JAKARTA, KOMPAS.com — Total nilai investasi yang masuk ke Indonesia selama triwulan I-2010 mencapai Rp 468 triliun atau 26 persen dari total target investasi yang harus dikumpulkan sepanjang tahun 2010, yakni Rp 1.800 triliun. Pemerintah optimistis seluruh target investasi itu dapat ditutupi hingga akhir tahun 2010.
Menteri Koordinator Perekonomian Hatta Rajasa mengungkapkan hal tersebut di Jakarta, Senin (26/7/2010), seusai memimpin Rapat Koordinasi yang mengagendakan perkembangan investasi dan ekspor di Indonesia.

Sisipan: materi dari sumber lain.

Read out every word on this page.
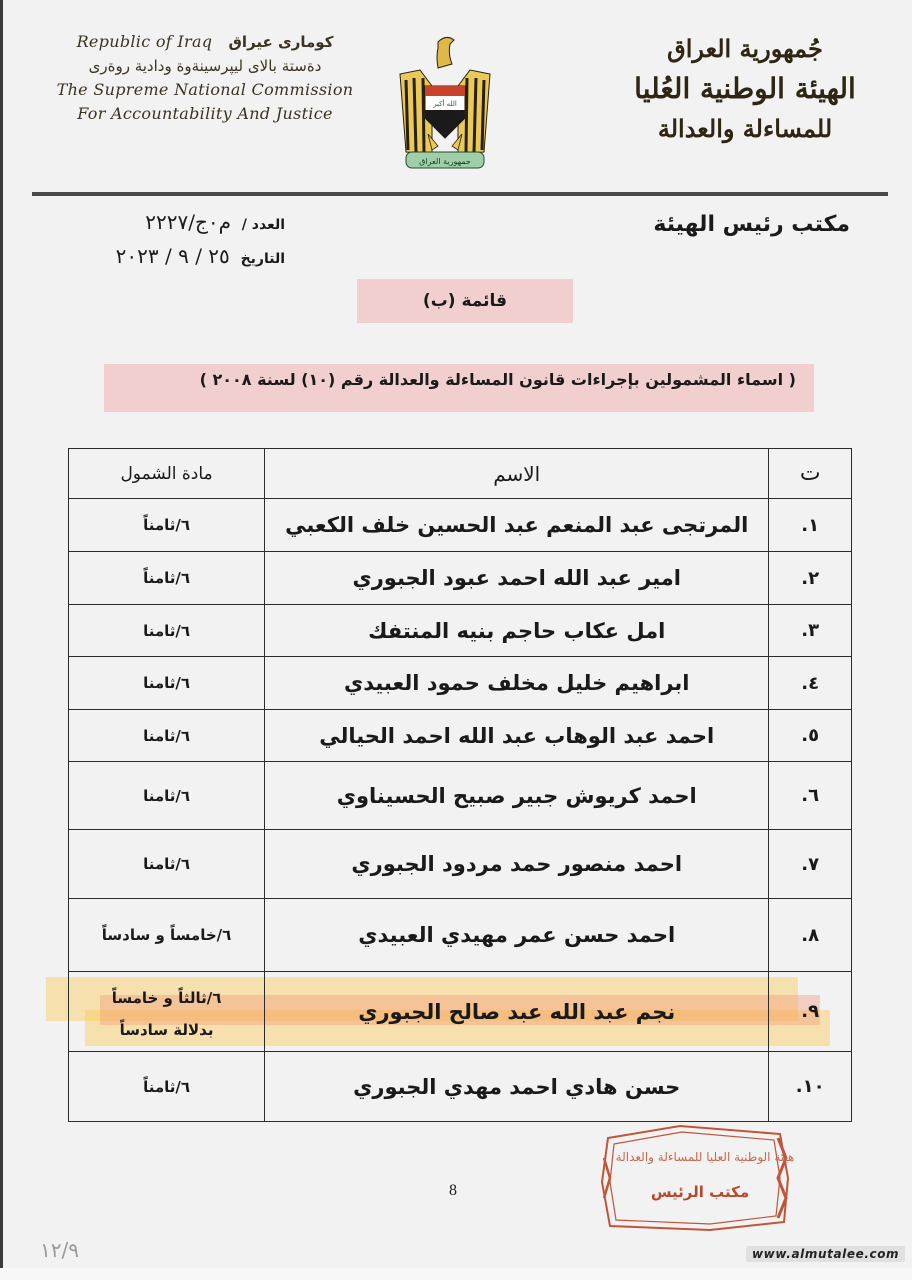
Republic of Iraq كومارى عيراق
دةستة بالاى ليپرسينةوة ودادية روةرى
The Supreme National Commission
For Accountability And Justice	الله أكبر
جمهورية العراق
جُمهورية العراق
الهيئة الوطنية العُليا
للمساءلة والعدالة
مكتب رئيس الهيئة
العدد / م٠ج/٢٢٢٧
التاريخ ٢٥ / ٩ / ٢٠٢٣
قائمة (ب)
( اسماء المشمولين بإجراءات قانون المساءلة والعدالة رقم (١٠) لسنة ٢٠٠٨ )
ت	الاسم	مادة الشمول
١.	المرتجى عبد المنعم عبد الحسين خلف الكعبي	٦/ثامناً
٢.	امير عبد الله احمد عبود الجبوري	٦/ثامناً
٣.	امل عكاب حاجم بنيه المنتفك	٦/ثامنا
٤.	ابراهيم خليل مخلف حمود العبيدي	٦/ثامنا
٥.	احمد عبد الوهاب عبد الله احمد الحيالي	٦/ثامنا
٦.	احمد كريوش جبير صبيح الحسيناوي	٦/ثامنا
٧.	احمد منصور حمد مردود الجبوري	٦/ثامنا
٨.	احمد حسن عمر مهيدي العبيدي	٦/خامساً و سادساً
٩.	نجم عبد الله عبد صالح الجبوري	٦/ثالثاً و خامساً
بدلالة سادساً

١٠.	حسن هادي احمد مهدي الجبوري	٦/ثامناً
هيئة الوطنية العليا للمساءلة والعدالة
مكتب الرئيس
8
١٢/٩	www.almutalee.com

Menurut Hatta, pertumbuhan Pembentukan Modal Tetap Bruto (PMTB) atau kata lain dari investasi di Indonesia menunjukkan tren kenaikan. Pada triwulan I-2010 terjadi pertumbuhan 25 persen dibanding pertumbuhan periode yang sama tahun 2009, lalu pada triwulan II-2010 terjadi pertumbuhan investasi sebesar 40 persen.
Jumlah PMTB Indonesia pada triwulan I-2010 mencapai Rp 468 triliun, terdiri atas investasi pemerintah, swasta, dan FDI (investasi langsung dari investor asing), yang semuanya masuk ke sana. "Dengan target akhir tahun itu sebesar Rp 1.800 triliun. Artinya, kami optimis itu akan terlampaui karena selama triwulan I saja sudah Rp 400 triliun lebih," ungkapnya.

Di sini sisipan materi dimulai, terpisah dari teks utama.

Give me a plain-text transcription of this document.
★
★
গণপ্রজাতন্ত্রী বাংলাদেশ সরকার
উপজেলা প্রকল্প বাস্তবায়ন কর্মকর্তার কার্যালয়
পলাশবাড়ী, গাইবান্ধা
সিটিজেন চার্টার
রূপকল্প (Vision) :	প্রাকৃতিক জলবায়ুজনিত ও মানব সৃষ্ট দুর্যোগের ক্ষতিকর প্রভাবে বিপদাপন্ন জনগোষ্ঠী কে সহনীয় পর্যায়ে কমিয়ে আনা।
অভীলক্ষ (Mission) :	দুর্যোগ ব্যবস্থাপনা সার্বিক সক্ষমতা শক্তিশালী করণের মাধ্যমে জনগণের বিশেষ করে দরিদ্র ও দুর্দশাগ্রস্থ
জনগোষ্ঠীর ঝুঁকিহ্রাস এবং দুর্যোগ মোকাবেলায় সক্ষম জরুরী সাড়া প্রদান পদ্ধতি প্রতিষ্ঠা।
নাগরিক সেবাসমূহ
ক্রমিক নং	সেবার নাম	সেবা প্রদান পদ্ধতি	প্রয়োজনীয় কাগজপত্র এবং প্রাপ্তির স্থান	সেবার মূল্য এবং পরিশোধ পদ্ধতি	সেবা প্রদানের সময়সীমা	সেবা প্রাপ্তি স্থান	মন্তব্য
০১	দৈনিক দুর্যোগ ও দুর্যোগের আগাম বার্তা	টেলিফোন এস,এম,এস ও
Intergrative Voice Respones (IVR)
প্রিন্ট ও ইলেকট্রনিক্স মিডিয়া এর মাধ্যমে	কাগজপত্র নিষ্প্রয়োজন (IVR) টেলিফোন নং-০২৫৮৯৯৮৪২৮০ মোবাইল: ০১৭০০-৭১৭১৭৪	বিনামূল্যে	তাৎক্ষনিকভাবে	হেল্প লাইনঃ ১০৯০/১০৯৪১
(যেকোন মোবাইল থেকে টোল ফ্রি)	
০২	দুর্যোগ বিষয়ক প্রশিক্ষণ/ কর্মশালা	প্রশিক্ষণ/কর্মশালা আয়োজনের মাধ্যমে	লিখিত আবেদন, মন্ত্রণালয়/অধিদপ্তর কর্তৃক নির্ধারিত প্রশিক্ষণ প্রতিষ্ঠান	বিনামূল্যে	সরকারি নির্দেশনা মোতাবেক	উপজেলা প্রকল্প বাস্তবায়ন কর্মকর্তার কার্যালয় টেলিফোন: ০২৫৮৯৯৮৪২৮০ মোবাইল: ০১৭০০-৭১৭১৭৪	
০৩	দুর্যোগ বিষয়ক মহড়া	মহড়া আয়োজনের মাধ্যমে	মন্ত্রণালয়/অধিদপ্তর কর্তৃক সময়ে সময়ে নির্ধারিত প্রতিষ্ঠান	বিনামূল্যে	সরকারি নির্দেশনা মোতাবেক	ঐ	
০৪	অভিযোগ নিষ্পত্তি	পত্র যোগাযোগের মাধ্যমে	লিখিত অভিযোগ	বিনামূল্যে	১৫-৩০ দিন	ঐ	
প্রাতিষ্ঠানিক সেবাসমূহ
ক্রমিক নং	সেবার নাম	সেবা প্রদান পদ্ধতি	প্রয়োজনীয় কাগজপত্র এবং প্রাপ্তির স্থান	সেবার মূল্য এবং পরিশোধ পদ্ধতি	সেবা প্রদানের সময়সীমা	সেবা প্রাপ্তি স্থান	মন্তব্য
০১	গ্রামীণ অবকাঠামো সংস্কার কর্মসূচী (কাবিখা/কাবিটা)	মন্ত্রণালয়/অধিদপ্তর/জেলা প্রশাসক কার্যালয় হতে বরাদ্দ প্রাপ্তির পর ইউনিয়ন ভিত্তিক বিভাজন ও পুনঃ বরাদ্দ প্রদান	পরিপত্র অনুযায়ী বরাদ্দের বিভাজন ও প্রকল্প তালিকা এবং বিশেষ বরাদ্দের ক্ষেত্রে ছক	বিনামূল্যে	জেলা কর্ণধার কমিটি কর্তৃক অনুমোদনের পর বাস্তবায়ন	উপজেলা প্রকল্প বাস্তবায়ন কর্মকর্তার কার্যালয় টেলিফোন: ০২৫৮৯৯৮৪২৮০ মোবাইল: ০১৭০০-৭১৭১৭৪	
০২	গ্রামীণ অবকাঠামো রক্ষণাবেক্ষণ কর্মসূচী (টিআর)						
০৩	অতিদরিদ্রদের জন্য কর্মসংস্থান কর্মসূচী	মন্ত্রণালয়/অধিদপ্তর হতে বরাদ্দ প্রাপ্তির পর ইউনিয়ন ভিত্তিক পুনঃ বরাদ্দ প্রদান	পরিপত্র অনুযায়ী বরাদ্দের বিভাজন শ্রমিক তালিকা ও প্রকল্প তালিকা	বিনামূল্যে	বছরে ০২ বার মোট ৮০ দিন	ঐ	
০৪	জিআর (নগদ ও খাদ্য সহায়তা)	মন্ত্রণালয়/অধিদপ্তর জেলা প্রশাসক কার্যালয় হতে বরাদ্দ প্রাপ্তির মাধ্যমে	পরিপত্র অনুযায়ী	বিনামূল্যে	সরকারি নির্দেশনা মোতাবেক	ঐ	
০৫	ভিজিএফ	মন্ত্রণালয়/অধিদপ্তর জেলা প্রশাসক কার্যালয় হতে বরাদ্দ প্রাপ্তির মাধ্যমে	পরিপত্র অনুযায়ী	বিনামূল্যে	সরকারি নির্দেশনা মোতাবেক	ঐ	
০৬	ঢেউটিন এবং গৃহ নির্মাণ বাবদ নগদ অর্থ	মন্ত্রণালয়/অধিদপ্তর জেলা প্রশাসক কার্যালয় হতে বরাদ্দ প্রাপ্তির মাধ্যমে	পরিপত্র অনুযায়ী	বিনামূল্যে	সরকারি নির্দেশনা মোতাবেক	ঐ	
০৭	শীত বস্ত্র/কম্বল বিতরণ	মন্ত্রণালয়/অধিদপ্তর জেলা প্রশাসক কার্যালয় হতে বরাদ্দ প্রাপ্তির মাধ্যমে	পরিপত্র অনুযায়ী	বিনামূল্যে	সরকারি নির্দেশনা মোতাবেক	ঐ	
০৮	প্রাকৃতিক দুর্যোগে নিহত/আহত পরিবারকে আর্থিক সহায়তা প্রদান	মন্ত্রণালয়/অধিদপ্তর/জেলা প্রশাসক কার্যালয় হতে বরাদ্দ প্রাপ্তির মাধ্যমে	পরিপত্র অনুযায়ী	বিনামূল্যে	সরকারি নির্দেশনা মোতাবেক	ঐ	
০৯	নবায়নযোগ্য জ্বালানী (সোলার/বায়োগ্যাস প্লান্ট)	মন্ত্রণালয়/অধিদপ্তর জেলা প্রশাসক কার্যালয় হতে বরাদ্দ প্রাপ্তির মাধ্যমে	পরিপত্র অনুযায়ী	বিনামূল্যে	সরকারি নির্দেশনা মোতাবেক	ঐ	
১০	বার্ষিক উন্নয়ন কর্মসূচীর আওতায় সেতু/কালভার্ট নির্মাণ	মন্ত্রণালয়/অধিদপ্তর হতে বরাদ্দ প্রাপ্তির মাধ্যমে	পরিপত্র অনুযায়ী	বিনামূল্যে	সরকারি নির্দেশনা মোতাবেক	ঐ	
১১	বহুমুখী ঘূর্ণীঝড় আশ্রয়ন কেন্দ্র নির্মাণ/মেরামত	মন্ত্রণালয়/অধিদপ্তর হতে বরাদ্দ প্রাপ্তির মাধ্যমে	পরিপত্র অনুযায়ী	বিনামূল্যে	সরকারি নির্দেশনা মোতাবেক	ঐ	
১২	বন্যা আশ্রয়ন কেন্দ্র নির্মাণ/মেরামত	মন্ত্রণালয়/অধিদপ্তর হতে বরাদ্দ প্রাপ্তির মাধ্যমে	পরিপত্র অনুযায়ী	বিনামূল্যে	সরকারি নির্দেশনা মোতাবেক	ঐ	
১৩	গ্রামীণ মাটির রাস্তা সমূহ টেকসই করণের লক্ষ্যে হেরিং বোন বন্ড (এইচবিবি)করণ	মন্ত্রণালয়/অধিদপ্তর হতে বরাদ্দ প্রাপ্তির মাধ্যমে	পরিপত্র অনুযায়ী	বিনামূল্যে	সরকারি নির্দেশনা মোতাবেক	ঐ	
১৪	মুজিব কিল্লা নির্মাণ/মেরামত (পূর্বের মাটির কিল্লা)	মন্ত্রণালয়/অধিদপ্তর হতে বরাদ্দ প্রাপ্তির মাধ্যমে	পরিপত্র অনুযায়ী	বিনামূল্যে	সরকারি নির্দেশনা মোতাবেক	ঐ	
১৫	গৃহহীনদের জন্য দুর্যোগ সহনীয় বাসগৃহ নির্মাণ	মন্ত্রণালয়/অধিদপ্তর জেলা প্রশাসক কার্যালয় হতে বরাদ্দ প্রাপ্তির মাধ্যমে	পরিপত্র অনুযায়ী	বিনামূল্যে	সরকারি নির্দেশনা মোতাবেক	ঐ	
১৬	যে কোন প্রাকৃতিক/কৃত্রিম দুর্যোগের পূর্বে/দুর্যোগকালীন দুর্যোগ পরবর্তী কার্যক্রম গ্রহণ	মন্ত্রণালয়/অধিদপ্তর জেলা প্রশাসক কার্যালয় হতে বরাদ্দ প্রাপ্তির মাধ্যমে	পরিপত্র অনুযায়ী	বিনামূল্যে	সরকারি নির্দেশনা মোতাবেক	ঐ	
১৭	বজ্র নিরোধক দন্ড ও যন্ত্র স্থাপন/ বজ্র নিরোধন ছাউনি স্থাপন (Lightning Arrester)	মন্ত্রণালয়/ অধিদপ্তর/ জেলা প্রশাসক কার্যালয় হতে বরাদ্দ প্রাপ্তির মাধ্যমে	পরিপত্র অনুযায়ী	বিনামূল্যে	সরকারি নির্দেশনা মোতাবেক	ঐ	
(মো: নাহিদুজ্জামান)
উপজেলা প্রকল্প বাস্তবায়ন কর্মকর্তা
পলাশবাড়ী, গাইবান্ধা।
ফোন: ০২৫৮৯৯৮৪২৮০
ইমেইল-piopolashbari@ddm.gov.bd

Untuk mengejar target investasi itu, pemerintah terus mengupayakan perbaikan iklim investasi dengan melakukan perubahan pada struktur Program Kerja Sama Pemerintah dan Swasta (Public Private Partnership/PPP). Pada awalnya, ada empat kelompok kerja dalam Tim Peningkatan Ekspor dan Peningkatan Investasi (PEPI), sekarang disederhanakan menjadi dua kelompok kerja.

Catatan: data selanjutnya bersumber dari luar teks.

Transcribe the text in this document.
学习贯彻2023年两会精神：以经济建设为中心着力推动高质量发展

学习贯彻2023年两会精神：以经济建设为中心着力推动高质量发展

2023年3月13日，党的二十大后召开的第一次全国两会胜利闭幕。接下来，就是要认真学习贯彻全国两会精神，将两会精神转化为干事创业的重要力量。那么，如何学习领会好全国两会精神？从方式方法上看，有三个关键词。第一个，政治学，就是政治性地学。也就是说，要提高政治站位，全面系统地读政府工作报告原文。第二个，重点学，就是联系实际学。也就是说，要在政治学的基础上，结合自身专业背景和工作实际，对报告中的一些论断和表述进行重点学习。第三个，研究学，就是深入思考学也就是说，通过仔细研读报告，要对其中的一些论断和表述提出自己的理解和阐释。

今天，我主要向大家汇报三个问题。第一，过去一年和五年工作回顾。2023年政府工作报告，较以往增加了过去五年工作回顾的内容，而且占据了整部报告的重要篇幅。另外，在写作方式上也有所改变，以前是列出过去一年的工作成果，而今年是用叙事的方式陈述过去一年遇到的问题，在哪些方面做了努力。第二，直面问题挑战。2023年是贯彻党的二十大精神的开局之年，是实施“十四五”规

Dengan demikian, kelompok kerja yang terkait dengan ekspor langsung dikoordinasi Menteri Perdagangan dan yang berkaitan dengan investasi langsung di Badan Kooordinasi Penanaman Modal (BKPM). "Sehingga dengan demikian, hal-hal yang berkaitan dengan penunjang seperti kesekretariatan investasi selesai di BKPM, ekspor selesai di Mendag," ungkapnya.